A proposition that's difficult to fault. As a newbie, I was initially impressed by discs but, further research has uncovered a surprising indifference to discs by cyclists & mechanics who know what they're talking about. I'm in for a new tourer and it will probably have V or regular cantilevers.


----------



## Milzy (2 Jun 2013)

Off topic but do you think they'll ever use disks in the TDF?


----------



## Glenn (2 Jun 2013)

Only if the UCI approve them for road racing


----------



## Milzy (2 Jun 2013)

Glenn said:


> Only if the UCI approve them for road racing


 
Are the same reasons for not approving them listed in the link above? It would massively change most road bikes for sale if they did change I'd have thought.


----------



## Milzy (2 Jun 2013)

Found this
http://www.cyclingnews.com/news/will-the-uci-sanction-disc-brakes-in-the-pro-peloton


----------



## vernon (3 Jun 2013)

puch said:


> A proposition that's difficult to fault. As a newbie, I was initially impressed by discs but, further research has uncovered a surprising indifference to discs by cyclists & mechanics who know what they're talking about. I'm in for a new tourer and it will probably have V or regular cantilevers.


 

If you are making a choice between V brakes and cantilevers, go fo V brakes. They are far more effective than any cantilever set up that I have used over the past ten years.


----------



## Mad Doug Biker (3 Jun 2013)

It always seems to me that if you are doing something seriously long distance and hardcore, and if you can, fit both disk and rim brakes, with say, some suicide levers on the handlebars along with the normal brake levers. It might look a bit daft, but hey, if one set fails, you will still have another as back up, and if you are in the middle of where, nobody will be laughing at you then, will they?!

I'll get me coat.


----------



## Crankarm (3 Jun 2013)

Disc brakes are pretty reliable. I wouldn't bother fitting anything else. Disk brakes I have no experience of.


----------



## puch (4 Jun 2013)

vernon said:


> If you are making a choice between V brakes and cantilevers, go fo V brakes. They are far more effective than any cantilever set up that I have used over the past ten years.


 
Thanks for the welcome advice. Noted & filed. BTW, I assume V brakes = Linear Pull Brakes.


----------



## vernon (4 Jun 2013)

puch said:


> Thanks for the welcome advice. Noted & filed. BTW, I assume V brakes = Linear Pull Brakes.


 

Yep.


----------



## Nigeyy (5 Jun 2013)

Oh no not this old chestnut again.....

For full disclosure, my touring bike has BB7 road brakes. And yes, I do love them. However.... pretty much any good quality well setup common brake system will work (think about this, how long have people been touring?). I put discs* on my tourer as I liked the idea of not wearing the rims down, not heating rims on a descent, more predictability in the wet, modulation, etc. Truth be told though, v-brakes and cantis are fine brake systems (again, assuming good quality pads, well setup, well maintained, blah, blah, etc, etc) and each brake system has its advantages and disadvantages. FWIW, one of my favourite braking systems is a canti setup -the power and modulation is just outstanding! If I was building a touring bike again, I don't think I'd bother with discs -but I also certainly won't be taking them off my tourer anytime soon either.

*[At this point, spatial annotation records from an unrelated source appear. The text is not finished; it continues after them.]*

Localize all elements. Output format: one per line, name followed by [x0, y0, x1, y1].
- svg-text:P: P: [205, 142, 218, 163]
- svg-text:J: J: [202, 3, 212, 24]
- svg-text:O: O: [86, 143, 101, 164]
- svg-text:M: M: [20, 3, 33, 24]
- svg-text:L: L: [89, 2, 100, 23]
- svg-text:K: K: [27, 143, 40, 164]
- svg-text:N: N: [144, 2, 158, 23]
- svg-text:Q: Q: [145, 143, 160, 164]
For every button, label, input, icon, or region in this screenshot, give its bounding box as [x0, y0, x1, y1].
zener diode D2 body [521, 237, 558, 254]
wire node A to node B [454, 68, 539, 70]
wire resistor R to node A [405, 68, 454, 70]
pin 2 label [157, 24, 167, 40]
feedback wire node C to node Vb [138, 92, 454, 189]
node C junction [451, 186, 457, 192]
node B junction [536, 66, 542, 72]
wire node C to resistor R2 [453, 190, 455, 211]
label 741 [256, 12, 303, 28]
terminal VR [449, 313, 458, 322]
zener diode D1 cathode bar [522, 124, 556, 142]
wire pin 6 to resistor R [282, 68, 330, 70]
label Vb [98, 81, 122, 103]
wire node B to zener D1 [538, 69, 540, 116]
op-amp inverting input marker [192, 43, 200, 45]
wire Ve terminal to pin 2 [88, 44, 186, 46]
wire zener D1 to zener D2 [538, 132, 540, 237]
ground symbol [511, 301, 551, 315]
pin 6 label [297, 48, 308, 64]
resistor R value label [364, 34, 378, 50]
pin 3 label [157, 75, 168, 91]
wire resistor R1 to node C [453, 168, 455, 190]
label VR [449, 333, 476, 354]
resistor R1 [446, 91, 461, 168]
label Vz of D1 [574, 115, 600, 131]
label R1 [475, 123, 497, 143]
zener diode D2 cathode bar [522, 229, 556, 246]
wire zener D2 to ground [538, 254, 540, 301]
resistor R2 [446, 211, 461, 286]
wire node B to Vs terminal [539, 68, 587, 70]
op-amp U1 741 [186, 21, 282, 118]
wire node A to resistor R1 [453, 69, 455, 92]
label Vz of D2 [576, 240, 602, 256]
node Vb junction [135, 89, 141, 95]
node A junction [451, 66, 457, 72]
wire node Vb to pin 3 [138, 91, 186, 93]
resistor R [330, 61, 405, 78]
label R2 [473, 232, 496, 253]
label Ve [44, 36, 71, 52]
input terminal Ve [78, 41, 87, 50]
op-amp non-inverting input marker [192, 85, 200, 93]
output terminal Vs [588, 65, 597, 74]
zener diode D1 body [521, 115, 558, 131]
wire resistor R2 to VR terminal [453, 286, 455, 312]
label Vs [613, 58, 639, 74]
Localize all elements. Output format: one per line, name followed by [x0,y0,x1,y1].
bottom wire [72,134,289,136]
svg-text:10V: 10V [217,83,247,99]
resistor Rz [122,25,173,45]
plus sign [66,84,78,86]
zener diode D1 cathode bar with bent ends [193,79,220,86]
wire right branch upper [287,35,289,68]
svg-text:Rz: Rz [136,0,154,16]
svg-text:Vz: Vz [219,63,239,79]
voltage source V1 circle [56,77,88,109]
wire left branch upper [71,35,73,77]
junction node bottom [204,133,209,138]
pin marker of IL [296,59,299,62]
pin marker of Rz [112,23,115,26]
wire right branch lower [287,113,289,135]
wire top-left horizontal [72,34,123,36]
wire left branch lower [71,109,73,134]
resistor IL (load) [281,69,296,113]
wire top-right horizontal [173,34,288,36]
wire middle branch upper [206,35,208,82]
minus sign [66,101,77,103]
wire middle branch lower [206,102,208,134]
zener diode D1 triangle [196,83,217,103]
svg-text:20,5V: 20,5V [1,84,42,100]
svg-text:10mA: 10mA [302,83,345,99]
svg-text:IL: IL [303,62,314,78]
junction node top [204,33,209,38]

If you are on a budget, I'd say save your money as disc specific hubs, possibly brake levers and the brakes themselves can easily be costly compared to more traditional rim brakes. And good rim brakes will work just fine -as many people can attest to.

*when this discussion comes up, I frequently hear the negatives of disc brakes that I find, quite frankly, to be -in my opinion -more grounded in the areas of trying to win an argument rather than reality. More complex? Yes. So are derailleurs and geared hubs -would you not use those? Reliability? I've had first hand experience of more trouble with rim brakes than discs.... Dished wheels less strong? I'm sure theoretically yes, but any good quality well built wheel -even dished for discs -should be fine. I don't see too many mtbers with disc wheels afraid of doing big jumps for fears of weakened wheels  Problem getting spares for disc brakes in Outer Mongolia? Yes, absolutely. But try to find a v-brake as well! (not to mention *most* people don't tour in really remote places.) Don't get me wrong, disc brakes do have their downsides (e.g. if you have a rear disc brake outside the seat stay you'll need a disc specific rack, there are less choices of brakes and levers for drop handlebars, less bang for the buck than their rim counterparts, less likelihood of finding spares in remote places, etc) but I do think some of the oft quoted negatives are just unrealistic and misleading in the big picture.


----------



## Blue Hills (6 Jun 2013)

Interesting well balanced post - thanks. My cantis stopped me fine and sharp (the back of the bike flipped up off the road) when I had to do a sudden stop yesterday when a driver did a barmy U turn at a junction. (* NB - I'm not dissing disc brakes or any other type)

(edited for typo)


----------



## puch (6 Jun 2013)

@Nigeyy
Thanks. An informative useful post.



Nigeyy said:


> If I was building a touring bike again, I don't think I'd bother with discs


 
I've read many posts by touring people expressing this opinion, often.


----------